Stripping off, the boy screwed up his dressing gown and held it under the water, burning his already burnt fingers. When the cloth was completely sodden, he wrapped it around his body. The dressing gown wasn't long enough to protect his ankles or calves but it would cover the rest of him, for what that was worth.

He opened the door by gripping its handle through cloth from his gown and twisting. And when steam hissed from beneath his fingers, the boy knew he should have dealt with the door first, when the dressing gown was still dry, rather than this way round. Logical rather than lateral, he wasn't as good at that as his mother's friends expected.

But this wasn't a test.

Taking a deep breath, he threw back the door and stepped out. There was no ground, no walls, no roof above him. Only a red glow. A darkness of night sky held back by flame. The silver rain had almost finished, thick drops of lead trickling down from gutters to evaporate into dark smudges on fire-scarred walls. Surrounding him was what was left of one attic and between him and the next surviving attic lay nothing but a smouldering pit of fire bisected by a black steel girder that stretched over empty space.

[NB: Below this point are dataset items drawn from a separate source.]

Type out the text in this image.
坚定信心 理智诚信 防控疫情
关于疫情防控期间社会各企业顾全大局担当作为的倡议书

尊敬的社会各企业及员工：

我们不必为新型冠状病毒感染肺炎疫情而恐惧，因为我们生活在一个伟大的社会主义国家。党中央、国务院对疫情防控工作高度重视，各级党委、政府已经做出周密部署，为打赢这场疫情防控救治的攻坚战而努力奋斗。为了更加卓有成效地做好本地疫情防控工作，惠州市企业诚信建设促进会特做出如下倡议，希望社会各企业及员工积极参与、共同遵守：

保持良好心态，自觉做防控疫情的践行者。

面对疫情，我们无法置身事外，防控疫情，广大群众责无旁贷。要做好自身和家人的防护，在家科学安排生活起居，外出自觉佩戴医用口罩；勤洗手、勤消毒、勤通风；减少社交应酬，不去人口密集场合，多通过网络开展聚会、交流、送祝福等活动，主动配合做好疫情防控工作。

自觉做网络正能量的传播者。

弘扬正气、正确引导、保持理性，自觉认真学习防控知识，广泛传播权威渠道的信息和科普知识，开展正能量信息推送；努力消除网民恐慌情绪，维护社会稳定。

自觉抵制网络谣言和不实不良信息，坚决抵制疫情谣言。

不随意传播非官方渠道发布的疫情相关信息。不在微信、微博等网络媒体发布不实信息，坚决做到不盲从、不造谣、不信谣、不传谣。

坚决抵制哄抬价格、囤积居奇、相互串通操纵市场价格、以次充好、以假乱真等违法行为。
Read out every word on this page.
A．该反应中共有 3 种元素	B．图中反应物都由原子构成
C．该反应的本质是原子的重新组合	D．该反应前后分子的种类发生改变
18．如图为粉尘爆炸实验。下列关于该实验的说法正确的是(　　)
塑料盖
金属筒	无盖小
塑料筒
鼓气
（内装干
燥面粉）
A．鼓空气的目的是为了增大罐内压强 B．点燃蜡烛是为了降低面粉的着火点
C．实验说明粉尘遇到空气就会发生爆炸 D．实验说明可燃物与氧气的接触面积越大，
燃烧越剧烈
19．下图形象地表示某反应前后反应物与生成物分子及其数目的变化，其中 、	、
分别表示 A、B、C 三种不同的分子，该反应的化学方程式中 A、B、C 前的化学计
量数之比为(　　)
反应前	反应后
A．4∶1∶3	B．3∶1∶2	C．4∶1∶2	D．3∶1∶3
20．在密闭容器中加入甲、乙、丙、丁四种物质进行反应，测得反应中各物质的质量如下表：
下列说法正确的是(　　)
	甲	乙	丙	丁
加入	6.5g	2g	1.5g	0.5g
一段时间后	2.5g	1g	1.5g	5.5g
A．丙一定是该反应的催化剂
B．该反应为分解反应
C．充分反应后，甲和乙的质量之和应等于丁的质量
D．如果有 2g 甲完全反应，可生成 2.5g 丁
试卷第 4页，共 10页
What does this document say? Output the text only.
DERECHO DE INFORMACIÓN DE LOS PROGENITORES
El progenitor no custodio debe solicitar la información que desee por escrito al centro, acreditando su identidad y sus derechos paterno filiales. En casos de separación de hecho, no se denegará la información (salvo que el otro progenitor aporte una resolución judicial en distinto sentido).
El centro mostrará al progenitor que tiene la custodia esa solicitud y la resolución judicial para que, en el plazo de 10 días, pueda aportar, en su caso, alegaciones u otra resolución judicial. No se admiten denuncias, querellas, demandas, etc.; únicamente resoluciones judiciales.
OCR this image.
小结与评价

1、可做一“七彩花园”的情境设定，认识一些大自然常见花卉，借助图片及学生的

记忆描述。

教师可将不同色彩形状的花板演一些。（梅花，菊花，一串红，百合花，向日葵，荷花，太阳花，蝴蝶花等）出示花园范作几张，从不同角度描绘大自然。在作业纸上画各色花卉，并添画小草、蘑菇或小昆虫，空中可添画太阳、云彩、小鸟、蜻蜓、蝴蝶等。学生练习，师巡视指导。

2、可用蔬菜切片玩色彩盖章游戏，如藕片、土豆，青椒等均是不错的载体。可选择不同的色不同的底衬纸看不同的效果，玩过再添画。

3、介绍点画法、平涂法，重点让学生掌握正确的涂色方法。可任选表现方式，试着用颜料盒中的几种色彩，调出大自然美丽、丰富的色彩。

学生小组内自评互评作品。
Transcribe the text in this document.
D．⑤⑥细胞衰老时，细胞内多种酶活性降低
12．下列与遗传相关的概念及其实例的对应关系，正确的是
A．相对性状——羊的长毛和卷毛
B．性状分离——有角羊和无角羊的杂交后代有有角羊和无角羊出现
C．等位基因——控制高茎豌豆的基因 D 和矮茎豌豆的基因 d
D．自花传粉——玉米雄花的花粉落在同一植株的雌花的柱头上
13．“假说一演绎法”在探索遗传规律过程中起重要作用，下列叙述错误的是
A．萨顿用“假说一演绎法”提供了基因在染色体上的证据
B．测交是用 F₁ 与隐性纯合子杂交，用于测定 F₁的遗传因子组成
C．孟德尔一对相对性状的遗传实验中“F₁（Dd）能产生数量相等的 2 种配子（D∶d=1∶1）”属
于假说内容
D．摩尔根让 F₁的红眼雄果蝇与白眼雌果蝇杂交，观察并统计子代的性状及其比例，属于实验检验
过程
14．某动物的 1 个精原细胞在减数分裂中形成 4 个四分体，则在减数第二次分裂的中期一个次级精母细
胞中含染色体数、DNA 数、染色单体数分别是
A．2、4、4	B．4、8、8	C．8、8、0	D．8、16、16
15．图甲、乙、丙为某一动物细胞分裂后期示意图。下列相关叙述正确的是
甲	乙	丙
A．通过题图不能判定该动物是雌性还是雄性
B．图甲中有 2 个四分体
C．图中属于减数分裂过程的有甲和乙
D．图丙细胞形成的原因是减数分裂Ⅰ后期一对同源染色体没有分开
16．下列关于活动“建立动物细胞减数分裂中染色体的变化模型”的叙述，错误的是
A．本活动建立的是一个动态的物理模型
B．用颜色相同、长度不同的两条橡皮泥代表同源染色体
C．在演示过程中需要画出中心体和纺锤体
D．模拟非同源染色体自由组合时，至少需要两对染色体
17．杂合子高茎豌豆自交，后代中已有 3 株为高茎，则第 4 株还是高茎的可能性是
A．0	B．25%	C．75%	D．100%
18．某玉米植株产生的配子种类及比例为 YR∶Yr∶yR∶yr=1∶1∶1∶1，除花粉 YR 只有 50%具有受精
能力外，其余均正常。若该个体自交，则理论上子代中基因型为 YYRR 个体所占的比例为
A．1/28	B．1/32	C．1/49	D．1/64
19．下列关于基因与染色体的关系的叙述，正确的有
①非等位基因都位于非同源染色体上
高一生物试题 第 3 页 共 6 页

The noise of the flames had grown softer. Burnt out, along with the west wing of the school. There was fire behind him, scavenging its way like cancer along the building, shattering walls, melting lead and eating through wooden beams to drop the blazing remains noisily into orange cinders below.

Firemen had seen him now. That became obvious when a spotlight almost bowled him backwards with shock. Someone swore, their words made puny by distance and flame, and the light snapped out. So the boy shut his eyes and let them adjust, calling up darkness in his head. Waiting until the extraneous noise died and the orange glow behind his eyelids slid away.